Em Brasiléia, foram entregues coletes reflexivos para mototaxistas e capacetes para motoboys por meio do projeto Motociclista Consciente, além de habilitações do programa CNH Social, do Governo do Acre. As iniciativas visam garantir mais segurança no trânsito, inclusão social e oportunidades para trabalhadores que dependem da motocicleta como instrumento de trabalho.

Durante a atividade, o parlamentar parabenizou os mototaxistas do município pela organização da categoria, destacando o trabalho do presidente do sindicato, Manoel Antônio, e reconhecendo a atuação dos profissionais que enfrentam diariamente os desafios do trânsito.

Tadeu Hassem também agradeceu ao governador Gladson Cameli pela execução dos programas, ressaltando que as ações fortalecem a cidadania e impactam diretamente a vida de quem mais precisa.

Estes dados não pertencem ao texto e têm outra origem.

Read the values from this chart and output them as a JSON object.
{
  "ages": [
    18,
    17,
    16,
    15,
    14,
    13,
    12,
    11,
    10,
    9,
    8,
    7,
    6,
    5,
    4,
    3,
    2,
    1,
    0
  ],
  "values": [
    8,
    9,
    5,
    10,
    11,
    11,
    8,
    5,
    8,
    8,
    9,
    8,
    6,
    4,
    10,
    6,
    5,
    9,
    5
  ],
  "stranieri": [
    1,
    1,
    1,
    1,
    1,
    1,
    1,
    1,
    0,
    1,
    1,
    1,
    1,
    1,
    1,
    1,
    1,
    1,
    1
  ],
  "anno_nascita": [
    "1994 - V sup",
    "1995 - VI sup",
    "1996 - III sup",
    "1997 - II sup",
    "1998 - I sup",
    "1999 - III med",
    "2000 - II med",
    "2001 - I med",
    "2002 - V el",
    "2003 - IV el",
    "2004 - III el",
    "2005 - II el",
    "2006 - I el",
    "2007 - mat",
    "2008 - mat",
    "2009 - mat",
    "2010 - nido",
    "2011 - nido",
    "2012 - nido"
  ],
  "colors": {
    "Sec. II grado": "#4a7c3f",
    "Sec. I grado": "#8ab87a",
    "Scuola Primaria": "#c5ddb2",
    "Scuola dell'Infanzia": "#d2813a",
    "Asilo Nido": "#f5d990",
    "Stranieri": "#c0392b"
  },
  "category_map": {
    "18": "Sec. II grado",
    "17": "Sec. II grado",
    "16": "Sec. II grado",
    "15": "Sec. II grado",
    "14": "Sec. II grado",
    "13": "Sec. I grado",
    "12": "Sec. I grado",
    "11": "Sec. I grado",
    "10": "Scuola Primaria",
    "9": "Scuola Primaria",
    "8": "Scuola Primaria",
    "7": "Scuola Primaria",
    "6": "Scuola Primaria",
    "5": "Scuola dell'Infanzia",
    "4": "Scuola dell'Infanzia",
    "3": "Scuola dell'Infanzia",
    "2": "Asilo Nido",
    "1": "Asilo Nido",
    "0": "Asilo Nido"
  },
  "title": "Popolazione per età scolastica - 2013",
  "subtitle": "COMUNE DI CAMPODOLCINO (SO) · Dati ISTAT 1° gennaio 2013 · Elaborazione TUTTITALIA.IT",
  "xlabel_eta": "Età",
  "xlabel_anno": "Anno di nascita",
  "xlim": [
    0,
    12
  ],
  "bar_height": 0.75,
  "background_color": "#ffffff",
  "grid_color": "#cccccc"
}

Ainda na fronteira, o deputado esteve em Epitaciolândia, onde participou da inauguração da nova sede da Defensoria Pública do Estado. A unidade representa um avanço significativo no acesso à Justiça para a população local. O parlamentar fez menção especial à defensora pública-geral, Juliana Cordeiro, pelo trabalho desenvolvido à frente da instituição.

Segundo Tadeu Hassem, o mandato segue à disposição da população, apoiando iniciativas que promovem dignidade, fortalecem políticas públicas e contribuem para o desenvolvimento do Acre.